Viele sind von den Cookie-Bannern genervt und drücken einfach auf "alle zulassen". Das kann problematisch werden, vor allem bei Cookies von Drittanbietern.

Alles zulassen? Bloß nicht. Zwei, drei Klicks mehr, und nur den unbedingt notwendigen Cookies zustimmen, lohnen sich aus Datenschutzsicht.
Alles zulassen? Bloß nicht. Zwei, drei Klicks mehr, und nur den unbedingt notwendigen Cookies zustimmen, lohnen sich aus Datenschutzsicht. © Catherine Waibel/dpa

Sie sind ein ständiger Begleiter beim Surfen im Netz: Cookie-Banner erscheinen bei fast jedem Besuch einer neuen Seite. Bevor man nicht per Klick entschieden hat, ob man die Cookies zulässt und welche erlaubt sind, geht es nicht weiter.

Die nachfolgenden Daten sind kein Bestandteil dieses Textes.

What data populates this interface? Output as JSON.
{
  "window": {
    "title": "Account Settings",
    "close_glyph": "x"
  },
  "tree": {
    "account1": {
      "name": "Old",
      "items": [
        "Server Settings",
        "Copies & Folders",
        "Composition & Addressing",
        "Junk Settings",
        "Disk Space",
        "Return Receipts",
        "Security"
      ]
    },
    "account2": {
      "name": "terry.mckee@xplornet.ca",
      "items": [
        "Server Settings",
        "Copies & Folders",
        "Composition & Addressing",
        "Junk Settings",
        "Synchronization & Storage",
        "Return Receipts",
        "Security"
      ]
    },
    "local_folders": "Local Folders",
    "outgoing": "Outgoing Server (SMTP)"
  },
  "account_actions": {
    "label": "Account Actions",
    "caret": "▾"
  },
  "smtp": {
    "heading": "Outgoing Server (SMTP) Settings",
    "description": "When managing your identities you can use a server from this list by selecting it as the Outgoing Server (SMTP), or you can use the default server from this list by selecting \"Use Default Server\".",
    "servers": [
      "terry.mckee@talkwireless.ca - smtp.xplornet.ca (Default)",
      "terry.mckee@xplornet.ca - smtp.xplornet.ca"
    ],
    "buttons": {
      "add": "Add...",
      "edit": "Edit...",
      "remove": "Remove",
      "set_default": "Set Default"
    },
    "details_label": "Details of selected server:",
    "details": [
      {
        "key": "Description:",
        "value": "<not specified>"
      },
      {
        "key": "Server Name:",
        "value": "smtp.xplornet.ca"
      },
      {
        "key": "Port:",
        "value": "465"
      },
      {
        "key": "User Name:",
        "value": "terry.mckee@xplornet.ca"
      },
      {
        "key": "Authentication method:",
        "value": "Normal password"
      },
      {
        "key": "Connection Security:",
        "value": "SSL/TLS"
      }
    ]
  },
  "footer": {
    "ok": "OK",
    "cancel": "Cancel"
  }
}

Fast die Hälfte aller Internetnutzer akzeptiert laut einer Umfrage der Mailanbieter Gmx und Web.de alle Cookies, ohne sich das Banner überhaupt durchzulesen. 43 Prozent sind von den Hinweisen genervt, wie eine Studie des Digitalverbands Bitkom ergab. Und das, obwohl bei einem Seitenbesuch schnell mehr als hundert dieser kleinen Datensätze auf dem eigenen Rechner abgelegt werden.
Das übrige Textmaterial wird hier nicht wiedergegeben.